950. Reveal Cards In Increasing Order
原题
In a deck of cards, every card has a unique integer. You can order the deck in any order you want.
Initially, all the cards start face down (unrevealed) in one deck.
Now, you do the following steps repeatedly, until all cards are revealed:
- Take the top card of the deck, reveal it, and take it out of the deck.

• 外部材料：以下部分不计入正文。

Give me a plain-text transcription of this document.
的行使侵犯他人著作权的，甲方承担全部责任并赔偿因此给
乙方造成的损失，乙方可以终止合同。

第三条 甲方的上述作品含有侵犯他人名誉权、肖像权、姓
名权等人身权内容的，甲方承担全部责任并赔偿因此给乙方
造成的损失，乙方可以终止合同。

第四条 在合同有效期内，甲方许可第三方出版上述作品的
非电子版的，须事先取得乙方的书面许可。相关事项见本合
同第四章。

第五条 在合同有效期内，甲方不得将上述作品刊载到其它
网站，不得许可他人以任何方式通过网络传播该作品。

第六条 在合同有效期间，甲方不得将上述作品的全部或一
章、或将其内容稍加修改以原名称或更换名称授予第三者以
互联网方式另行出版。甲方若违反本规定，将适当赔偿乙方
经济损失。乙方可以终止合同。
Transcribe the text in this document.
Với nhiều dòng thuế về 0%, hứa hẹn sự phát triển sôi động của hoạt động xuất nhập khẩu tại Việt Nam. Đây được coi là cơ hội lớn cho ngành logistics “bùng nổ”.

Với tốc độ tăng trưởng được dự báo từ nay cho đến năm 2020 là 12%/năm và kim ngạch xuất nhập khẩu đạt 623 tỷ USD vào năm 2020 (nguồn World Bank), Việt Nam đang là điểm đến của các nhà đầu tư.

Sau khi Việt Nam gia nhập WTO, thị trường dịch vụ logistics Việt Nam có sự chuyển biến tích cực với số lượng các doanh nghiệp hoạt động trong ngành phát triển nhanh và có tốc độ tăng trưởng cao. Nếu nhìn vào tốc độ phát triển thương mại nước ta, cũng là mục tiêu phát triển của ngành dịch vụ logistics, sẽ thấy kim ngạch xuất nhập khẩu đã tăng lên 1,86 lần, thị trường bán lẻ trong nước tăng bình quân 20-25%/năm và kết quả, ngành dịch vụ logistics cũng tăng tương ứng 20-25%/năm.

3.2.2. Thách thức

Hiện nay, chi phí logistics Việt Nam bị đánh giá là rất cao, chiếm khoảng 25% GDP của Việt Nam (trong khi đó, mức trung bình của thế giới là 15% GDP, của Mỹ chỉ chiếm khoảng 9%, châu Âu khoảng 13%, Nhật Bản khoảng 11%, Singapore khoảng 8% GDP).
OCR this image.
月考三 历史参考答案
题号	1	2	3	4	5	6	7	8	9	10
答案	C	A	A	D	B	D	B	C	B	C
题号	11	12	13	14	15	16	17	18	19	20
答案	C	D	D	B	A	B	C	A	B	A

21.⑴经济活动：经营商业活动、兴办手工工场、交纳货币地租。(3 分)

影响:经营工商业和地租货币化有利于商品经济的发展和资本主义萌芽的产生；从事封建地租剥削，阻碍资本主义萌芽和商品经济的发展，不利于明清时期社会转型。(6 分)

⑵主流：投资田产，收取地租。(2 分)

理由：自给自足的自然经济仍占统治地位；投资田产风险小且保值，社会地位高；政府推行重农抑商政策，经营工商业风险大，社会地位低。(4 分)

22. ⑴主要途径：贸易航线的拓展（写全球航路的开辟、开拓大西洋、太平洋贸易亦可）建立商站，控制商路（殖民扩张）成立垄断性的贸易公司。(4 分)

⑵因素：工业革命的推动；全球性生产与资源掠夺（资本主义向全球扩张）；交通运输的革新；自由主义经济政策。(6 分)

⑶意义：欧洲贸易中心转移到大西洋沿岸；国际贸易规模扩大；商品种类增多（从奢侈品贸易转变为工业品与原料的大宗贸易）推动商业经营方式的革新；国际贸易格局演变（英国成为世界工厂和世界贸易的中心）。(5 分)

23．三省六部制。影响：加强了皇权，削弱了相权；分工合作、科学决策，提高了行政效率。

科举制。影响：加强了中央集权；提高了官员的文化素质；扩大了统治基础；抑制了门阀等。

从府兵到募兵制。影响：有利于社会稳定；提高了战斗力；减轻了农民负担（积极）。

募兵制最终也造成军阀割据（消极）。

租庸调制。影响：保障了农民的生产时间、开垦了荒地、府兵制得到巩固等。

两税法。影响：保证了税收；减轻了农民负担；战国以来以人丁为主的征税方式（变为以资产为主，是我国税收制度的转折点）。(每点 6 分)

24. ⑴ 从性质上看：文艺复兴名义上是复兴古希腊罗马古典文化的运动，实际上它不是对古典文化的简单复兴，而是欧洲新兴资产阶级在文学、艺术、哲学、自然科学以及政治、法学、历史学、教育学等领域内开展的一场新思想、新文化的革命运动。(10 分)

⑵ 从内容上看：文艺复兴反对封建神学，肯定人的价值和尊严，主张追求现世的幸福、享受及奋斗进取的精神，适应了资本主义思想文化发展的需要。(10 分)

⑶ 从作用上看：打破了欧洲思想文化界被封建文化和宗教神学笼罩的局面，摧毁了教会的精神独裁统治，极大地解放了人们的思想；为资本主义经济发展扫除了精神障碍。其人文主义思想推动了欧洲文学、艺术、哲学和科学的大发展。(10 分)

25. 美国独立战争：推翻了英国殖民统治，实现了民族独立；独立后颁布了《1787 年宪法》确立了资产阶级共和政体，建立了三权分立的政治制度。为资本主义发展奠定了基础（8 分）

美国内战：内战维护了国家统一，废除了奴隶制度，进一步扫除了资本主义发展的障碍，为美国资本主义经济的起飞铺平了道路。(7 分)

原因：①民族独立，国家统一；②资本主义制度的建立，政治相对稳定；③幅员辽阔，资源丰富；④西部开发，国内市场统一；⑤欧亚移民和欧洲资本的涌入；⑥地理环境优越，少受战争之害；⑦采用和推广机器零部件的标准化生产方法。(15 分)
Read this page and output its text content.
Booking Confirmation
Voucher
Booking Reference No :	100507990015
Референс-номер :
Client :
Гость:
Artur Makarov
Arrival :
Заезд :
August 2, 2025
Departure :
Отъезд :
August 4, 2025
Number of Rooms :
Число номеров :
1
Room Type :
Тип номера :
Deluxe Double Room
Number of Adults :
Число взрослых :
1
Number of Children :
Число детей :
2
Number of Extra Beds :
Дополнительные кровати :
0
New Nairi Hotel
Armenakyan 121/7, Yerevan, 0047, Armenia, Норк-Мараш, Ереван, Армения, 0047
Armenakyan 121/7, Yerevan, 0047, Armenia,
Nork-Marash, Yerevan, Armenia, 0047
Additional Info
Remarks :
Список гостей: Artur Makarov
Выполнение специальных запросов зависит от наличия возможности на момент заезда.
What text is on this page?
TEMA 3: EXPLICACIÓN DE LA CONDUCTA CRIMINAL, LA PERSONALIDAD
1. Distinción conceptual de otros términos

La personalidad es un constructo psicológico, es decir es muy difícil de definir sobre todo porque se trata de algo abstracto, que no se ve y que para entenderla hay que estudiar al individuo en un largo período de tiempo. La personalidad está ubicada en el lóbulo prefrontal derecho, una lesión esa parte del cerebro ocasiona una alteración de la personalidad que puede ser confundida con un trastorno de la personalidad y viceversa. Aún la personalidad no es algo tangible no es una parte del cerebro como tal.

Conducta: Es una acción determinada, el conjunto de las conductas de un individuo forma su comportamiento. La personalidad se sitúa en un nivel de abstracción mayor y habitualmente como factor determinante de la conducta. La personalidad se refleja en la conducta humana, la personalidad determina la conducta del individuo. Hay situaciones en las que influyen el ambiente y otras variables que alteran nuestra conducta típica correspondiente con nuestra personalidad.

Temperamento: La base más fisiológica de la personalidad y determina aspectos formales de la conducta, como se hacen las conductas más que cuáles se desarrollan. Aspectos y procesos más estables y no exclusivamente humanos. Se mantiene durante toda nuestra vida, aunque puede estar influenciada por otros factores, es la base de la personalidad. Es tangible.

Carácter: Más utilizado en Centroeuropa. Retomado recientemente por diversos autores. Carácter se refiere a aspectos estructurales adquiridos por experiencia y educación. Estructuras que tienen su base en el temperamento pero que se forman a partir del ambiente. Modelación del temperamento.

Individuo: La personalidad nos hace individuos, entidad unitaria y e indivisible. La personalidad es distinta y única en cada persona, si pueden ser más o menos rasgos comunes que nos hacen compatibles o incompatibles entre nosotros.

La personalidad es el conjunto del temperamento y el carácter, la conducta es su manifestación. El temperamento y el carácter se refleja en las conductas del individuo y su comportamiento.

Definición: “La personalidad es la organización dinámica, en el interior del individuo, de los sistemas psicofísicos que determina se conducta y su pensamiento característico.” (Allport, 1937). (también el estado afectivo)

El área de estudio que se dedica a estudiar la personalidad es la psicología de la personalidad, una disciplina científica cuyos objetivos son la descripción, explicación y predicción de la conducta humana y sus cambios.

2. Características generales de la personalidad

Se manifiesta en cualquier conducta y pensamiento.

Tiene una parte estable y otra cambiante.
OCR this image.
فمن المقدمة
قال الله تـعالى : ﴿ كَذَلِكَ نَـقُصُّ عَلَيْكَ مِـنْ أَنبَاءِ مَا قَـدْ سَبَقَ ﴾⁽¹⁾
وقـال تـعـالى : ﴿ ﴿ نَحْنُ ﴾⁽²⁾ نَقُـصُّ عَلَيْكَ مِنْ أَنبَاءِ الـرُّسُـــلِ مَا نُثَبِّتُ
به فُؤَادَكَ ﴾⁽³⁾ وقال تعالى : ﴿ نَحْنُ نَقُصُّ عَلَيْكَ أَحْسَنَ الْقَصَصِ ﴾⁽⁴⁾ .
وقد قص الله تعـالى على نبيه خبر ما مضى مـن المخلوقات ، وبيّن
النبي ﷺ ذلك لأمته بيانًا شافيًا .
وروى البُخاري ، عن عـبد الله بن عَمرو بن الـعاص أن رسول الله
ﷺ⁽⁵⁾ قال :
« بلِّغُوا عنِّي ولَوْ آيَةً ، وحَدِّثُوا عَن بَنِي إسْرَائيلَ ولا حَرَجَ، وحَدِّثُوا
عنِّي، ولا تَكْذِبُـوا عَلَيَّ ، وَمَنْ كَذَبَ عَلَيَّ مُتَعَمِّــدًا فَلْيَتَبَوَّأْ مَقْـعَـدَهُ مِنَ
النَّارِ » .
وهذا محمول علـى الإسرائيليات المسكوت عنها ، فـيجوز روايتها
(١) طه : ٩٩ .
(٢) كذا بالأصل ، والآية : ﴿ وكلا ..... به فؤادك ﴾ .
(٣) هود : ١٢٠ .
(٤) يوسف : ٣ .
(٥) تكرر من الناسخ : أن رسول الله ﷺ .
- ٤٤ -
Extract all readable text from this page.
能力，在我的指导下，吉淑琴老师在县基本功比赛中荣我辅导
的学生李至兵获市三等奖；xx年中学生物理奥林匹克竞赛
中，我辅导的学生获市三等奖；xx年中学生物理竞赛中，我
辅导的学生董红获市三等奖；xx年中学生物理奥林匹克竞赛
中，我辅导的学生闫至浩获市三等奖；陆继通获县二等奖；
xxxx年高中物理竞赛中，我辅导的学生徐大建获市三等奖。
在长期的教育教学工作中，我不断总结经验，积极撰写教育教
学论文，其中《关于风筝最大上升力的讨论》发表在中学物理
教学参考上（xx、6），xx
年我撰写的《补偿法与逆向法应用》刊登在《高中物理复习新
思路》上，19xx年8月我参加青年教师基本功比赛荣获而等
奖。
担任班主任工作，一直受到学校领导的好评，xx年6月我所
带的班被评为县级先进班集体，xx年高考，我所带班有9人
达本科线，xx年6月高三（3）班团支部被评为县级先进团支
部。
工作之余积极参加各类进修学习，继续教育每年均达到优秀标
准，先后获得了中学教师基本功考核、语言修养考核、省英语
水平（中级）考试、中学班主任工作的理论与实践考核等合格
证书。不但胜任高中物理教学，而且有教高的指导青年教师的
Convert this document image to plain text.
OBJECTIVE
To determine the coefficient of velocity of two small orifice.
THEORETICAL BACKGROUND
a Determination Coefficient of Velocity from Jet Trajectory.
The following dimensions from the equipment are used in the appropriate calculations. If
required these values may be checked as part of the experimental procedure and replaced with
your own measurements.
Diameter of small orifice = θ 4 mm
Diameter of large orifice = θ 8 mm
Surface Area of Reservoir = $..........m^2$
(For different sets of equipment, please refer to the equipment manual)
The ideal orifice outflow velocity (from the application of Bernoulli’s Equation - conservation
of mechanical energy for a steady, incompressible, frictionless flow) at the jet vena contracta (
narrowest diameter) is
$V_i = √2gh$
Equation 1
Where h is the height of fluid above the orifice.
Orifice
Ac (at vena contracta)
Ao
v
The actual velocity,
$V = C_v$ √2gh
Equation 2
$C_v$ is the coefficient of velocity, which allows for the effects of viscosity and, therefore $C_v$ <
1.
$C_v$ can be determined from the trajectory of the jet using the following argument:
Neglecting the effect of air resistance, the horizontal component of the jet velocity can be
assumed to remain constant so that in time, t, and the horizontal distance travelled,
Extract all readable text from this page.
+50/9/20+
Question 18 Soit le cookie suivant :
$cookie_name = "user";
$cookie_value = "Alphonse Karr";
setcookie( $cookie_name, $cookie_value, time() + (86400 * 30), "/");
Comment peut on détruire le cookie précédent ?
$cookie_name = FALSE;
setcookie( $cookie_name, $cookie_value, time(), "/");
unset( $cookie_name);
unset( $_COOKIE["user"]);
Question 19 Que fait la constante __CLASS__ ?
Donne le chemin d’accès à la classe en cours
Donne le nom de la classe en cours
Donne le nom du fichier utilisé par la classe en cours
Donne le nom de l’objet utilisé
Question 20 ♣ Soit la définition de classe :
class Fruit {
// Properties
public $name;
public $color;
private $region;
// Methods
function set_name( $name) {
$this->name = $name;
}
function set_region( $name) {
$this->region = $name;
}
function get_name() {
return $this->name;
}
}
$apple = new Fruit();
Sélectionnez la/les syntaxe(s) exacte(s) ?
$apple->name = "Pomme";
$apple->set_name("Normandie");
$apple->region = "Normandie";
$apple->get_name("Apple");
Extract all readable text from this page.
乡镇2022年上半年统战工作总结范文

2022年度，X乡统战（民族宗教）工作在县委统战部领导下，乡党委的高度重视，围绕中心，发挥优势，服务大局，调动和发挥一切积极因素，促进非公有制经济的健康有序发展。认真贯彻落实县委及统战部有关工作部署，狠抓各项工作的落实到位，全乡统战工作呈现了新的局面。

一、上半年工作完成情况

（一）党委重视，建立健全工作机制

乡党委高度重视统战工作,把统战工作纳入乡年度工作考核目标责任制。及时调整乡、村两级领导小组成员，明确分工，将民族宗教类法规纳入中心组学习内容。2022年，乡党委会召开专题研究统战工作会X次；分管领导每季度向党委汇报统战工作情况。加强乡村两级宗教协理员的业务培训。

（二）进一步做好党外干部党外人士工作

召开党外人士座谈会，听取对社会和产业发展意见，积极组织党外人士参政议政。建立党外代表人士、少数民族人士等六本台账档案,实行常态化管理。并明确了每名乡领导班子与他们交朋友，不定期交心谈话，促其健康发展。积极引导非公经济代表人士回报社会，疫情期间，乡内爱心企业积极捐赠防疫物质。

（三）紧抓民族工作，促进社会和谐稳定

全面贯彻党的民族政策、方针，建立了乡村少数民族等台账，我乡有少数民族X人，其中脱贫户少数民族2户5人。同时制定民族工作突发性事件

- If there are still cards in the deck, put the next top card of the deck at the bottom of the deck.
- If there are still unrevealed cards, go back to step 1. Otherwise, stop.
Return an ordering of the deck that would reveal the cards in increasing order.
The first entry in the answer is considered to be the top of the deck.
Example 1:
Input: [17,13,11,2,3,5,7]
Output: [2,13,3,11,5,17,7]
Explanation:
We get the deck in the order [17,13,11,2,3,5,7] (this order doesn’t matter), and reorder it.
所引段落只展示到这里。